La fusione di due unità immobiliari in un’unica casa, nella quale andare a vivere come abitazione principale della famiglia, consente di usufruire dei bonus casa.
La fusione è considerata un intervento di manutenzione straordinaria poiché va effettivamente a trasformare qualcosa di fondamentale dell’immobile. Dunque, richiede una pratica edilizia come CILA o SCIA e la successiva variazione catastale, poiché si crea un’unica unità.
Il bonus ristrutturazione si applica, come noto, su un importo massimo agevolabile di € 96.000 per ogni unità immobiliare originaria. Dunque, i massimali si sommano e questo è un elemento di chiarezza, laddove molti ritengono che invece, essendo che si terminerà con un’unica abitazione, il massimale di € 96.000 da considerare sia uno solo.
Dunque, come dicevamo, i due massimali si sommano e, ai fini del bonus prima casa, la nuova unità non deve avere caratteristiche di immobile di lusso e deve essere ubicata nel comune in cui ci si trasferisce entro 18 mesi dall’acquisto.
La fusione deve essere reale e non solo catastale, ma laddove un domani dovessero arrivare dei controlli, devono realmente trovare delle porte o la creazione di una scala interna: insomma, deve risultare evidente che si tratti di una vera unica casa. La residenza può essere trasferita anche dopo l’inizio dei lavori ma, come detto, si deve rispettare il termine tassativo dei 18 mesi. Anche la dichiarazione in atto notarile deve indicare la volontà di effettuare la fusione.

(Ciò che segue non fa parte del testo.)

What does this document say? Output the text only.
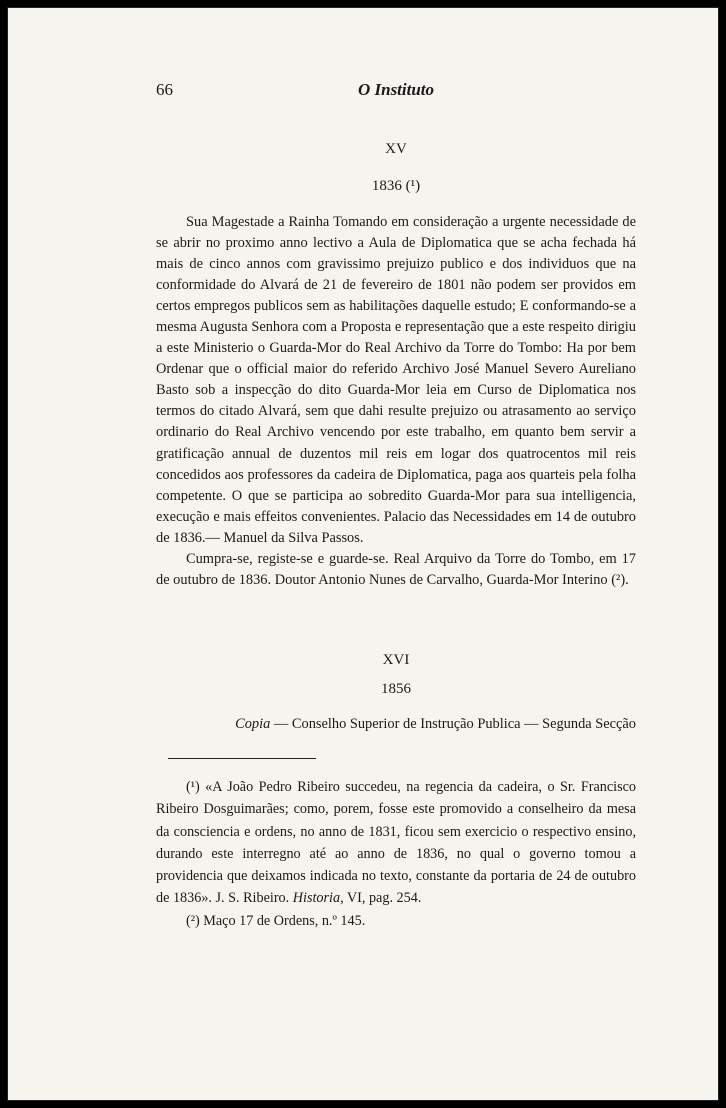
66	O Instituto
XV
1836 (¹)

Sua Magestade a Rainha Tomando em consideração a urgente necessidade de se abrir no proximo anno lectivo a Aula de Diplomatica que se acha fechada há mais de cinco annos com gravissimo prejuizo publico e dos individuos que na conformidade do Alvará de 21 de fevereiro de 1801 não podem ser providos em certos empregos publicos sem as habilitações daquelle estudo; E conformando-se a mesma Augusta Senhora com a Proposta e representação que a este respeito dirigiu a este Ministerio o Guarda-Mor do Real Archivo da Torre do Tombo: Ha por bem Ordenar que o official maior do referido Archivo José Manuel Severo Aureliano Basto sob a inspecção do dito Guarda-Mor leia em Curso de Diplomatica nos termos do citado Alvará, sem que dahi resulte prejuizo ou atrasamento ao serviço ordinario do Real Archivo vencendo por este trabalho, em quanto bem servir a gratificação annual de duzentos mil reis em logar dos quatrocentos mil reis concedidos aos professores da cadeira de Diplomatica, paga aos quarteis pela folha competente. O que se participa ao sobredito Guarda-Mor para sua intelligencia, execução e mais effeitos convenientes. Palacio das Necessidades em 14 de outubro de 1836.— Manuel da Silva Passos.

Cumpra-se, registe-se e guarde-se. Real Arquivo da Torre do Tombo, em 17 de outubro de 1836. Doutor Antonio Nunes de Carvalho, Guarda-Mor Interino (²).

XVI
1856
Copia — Conselho Superior de Instrução Publica — Segunda Secção

(¹) «A João Pedro Ribeiro succedeu, na regencia da cadeira, o Sr. Francisco Ribeiro Dosguimarães; como, porem, fosse este promovido a conselheiro da mesa da consciencia e ordens, no anno de 1831, ficou sem exercicio o respectivo ensino, durando este interregno até ao anno de 1836, no qual o governo tomou a providencia que deixamos indicada no texto, constante da portaria de 24 de outubro de 1836». J. S. Ribeiro. Historia, VI, pag. 254.

(²) Maço 17 de Ordens, n.º 145.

Per mantenere i bonus prima casa quando si opera una fusione, sono importanti i seguenti requisiti: come detto, dall’atto notarile deve già risultare la volontà della fusione.
Poi, ci deve essere che i due immobili devono essere destinati a costituire un’unica unità abitativa e deve mancare del tutto l’autonomia funzionale e reddituale; e dunque, devono diventare un unico immobile anche a fini fiscali. La fusione catastale e funzionale va completata entro tre anni dalla registrazione dell’atto di acquisto con agevolazioni e questo può costituire effettivamente un limite, laddove l’impresa che svolge i lavori sia poco seria, come spesso lamentato da molti, e faccia protrarre le cose più a lungo di quanto preventivato.
Ma veniamo al tema più spinoso, e cioè quello dei controlli. L’Agenzia delle Entrate può effettuare controlli entro un ulteriore periodo di tre anni dopo i primi tre, per verificare l’effettiva fusione. Se non viene rispettato l’impegno di unificazione, il beneficio si perderà e si dovrà semplicemente versare l’imposta ordinaria, ma ci saranno anche sanzioni e interessi. Come risulta evidente, il rogito assume un ruolo di primo piano in questo tipo di procedura.
Nel rogito per l’impegno di unificazione, è importante indicare chiaramente di voler procedere all’unificazione entro tre anni. Si dovrà anche indicare che l’immobile risultante sarà destinato ad abitazione principale e che si intende trasferire la residenza entro i 18 mesi previsti dalla legge. Ovviamente, andranno indicati in modo chiaro i dati catastali completi di entrambi gli immobili che confluiranno in quello unico.
Da allegare ci sono gli atti notarili di acquisto delle due unità immobiliari, le planimetrie, gli eventuali progetti o elaborati tecnici, copia della variazione catastale, i titoli edilizi autorizzativi, eventuali dichiarazioni di conformità e qualsiasi altra documentazione i tecnici e soprattutto il notaio dovessero ritenere necessaria.